Finding oneself in relation to boundaries set by parents is a major part of growing up. We do our children no favors by depriving them of this.  We need to be brave and clear in our thinking and communication, whether we communicate pictorially with our little ones or in calm and thoughtful ways with our older children. We will not win all the popularity contests with our children and they will rage and scream against what we demand. But their inner muscles, those parts of them which will determine their ability to eventually navigate their own path in life as free adults, will be strengthened by our ability to set boundaries. The task of parenting – and of real education – is to help the child in the task of becoming more and more human, of developing into a fully formed human being. This isn’

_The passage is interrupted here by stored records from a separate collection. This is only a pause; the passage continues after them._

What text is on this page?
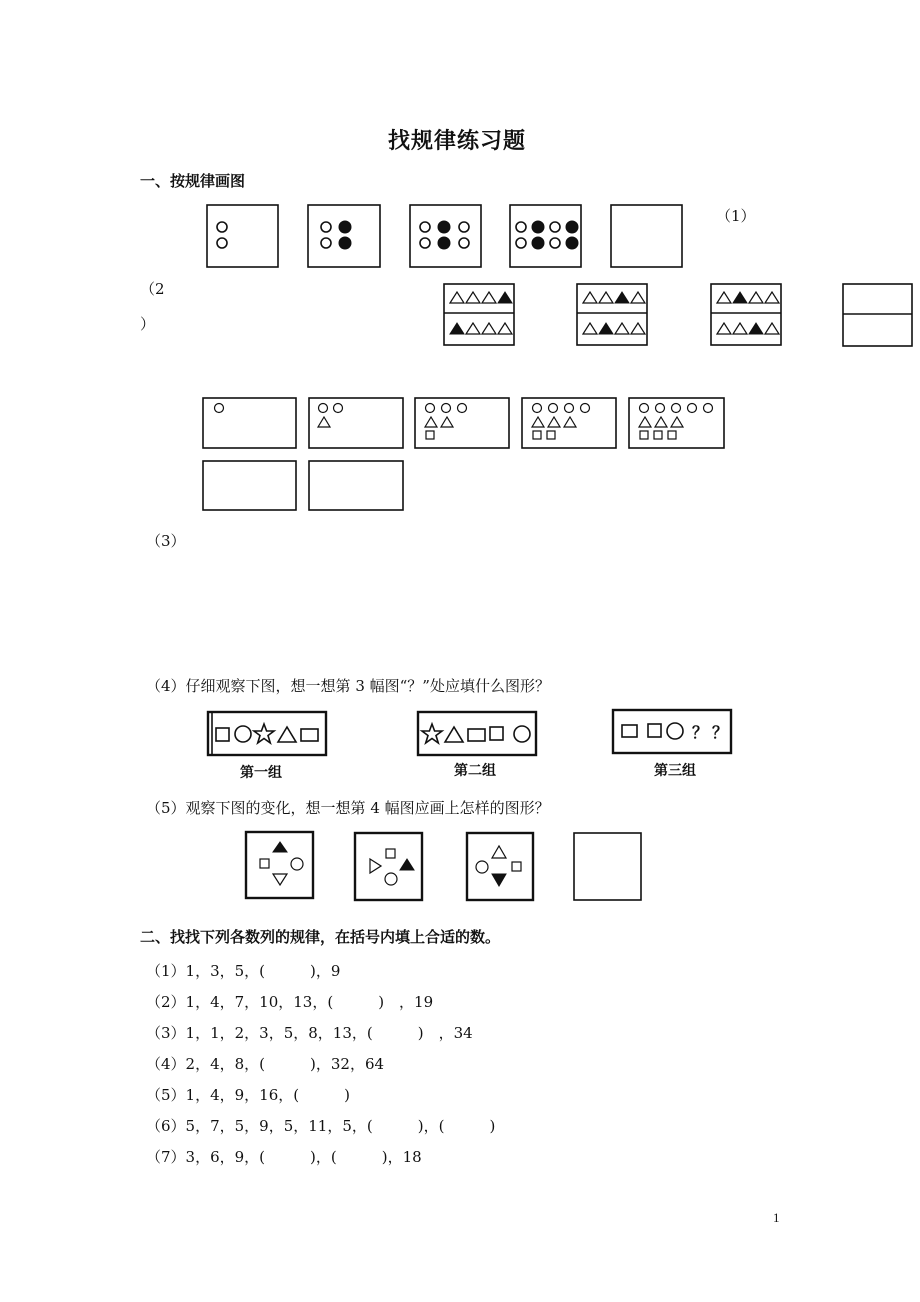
找规律练习题
一、按规律画图
（1）
（2
）
（3）
（4）仔细观察下图，想一想第 3 幅图“？”处应填什么图形？
第一组	第二组	第三组
？ ？
（5）观察下图的变化，想一想第 4 幅图应画上怎样的图形？
二、找找下列各数列的规律，在括号内填上合适的数。
（1）1，3，5，(　　　)，9
（2）1，4，7，10，13，(　　　)　，19
（3）1，1，2，3，5，8，13，(　　　)　，34
（4）2，4，8，(　　　)，32，64
（5）1，4，9，16，(　　　)
（6）5，7，5，9，5，11，5，(　　　)，(　　　)
（7）3，6，9，(　　　)，(　　　)，18
1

t to say that babies or children aren’t human beings (!!) but if one considers the term “human being” as more akin to a verb than a noun, of “becoming a human being” , as more of a process than a finished goal, then one can see what I mean. Learning social skills, learning what is and isn’t appropriate, learning how to behave, is a part of this. And setting boundaries to enable our children to learn is the way we do this as parents.

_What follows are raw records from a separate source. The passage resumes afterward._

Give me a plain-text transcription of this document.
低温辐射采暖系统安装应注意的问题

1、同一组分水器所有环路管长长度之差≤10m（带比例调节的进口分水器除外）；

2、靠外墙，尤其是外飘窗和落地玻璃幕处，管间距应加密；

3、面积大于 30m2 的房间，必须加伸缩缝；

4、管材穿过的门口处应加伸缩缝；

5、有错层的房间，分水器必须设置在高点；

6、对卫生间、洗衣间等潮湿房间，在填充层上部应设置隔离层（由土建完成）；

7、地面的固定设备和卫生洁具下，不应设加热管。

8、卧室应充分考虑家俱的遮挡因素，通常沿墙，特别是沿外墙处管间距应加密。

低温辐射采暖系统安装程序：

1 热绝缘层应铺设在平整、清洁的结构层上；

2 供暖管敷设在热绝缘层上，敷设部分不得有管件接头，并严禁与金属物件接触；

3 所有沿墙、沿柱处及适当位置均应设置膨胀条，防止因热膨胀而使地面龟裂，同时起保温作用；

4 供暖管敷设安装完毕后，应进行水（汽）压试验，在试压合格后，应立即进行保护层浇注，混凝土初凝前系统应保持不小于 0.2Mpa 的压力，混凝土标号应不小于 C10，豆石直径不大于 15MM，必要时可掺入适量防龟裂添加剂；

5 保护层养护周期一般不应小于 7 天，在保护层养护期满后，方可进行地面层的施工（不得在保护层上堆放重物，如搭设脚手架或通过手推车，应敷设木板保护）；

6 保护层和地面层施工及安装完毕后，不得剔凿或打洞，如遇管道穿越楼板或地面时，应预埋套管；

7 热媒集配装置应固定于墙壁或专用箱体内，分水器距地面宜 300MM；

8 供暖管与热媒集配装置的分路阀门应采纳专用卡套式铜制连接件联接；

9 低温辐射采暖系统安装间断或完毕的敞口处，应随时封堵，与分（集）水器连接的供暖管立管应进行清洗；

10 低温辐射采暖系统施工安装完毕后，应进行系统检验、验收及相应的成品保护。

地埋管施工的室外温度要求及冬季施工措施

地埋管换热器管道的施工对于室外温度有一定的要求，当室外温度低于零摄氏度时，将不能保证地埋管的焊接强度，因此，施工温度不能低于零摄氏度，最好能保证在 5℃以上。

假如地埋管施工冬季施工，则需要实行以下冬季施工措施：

Posted on April 9, 2009 in Family Life and Parenting

  • Grace says:

    Thanks for writing this, Donna! My husband and I have had the same conversation at our church. A few years ago, a boy was acting as an altar server in basketball shorts, flip-flops, and a Michael Jordan t-shirt. It was completely absurd! Thankfully, a new pastor has come to the church, and with him a few changes, including “uniforms” for the little altar servers. You can just see that they take so much more pride in their duties when they are wearing their special garb.
    And that’s really it — dressing appropriately for any occasion, whatever it is. Play clothes need to be acceptable for play (i.e. allowed to get dirty), swimming suits are worn when we swim, protective shoes when we hike, coats when it snows, etc. Therefore it follows that we dress nicely when we are in a setting that requires it. Thanks again for writing this.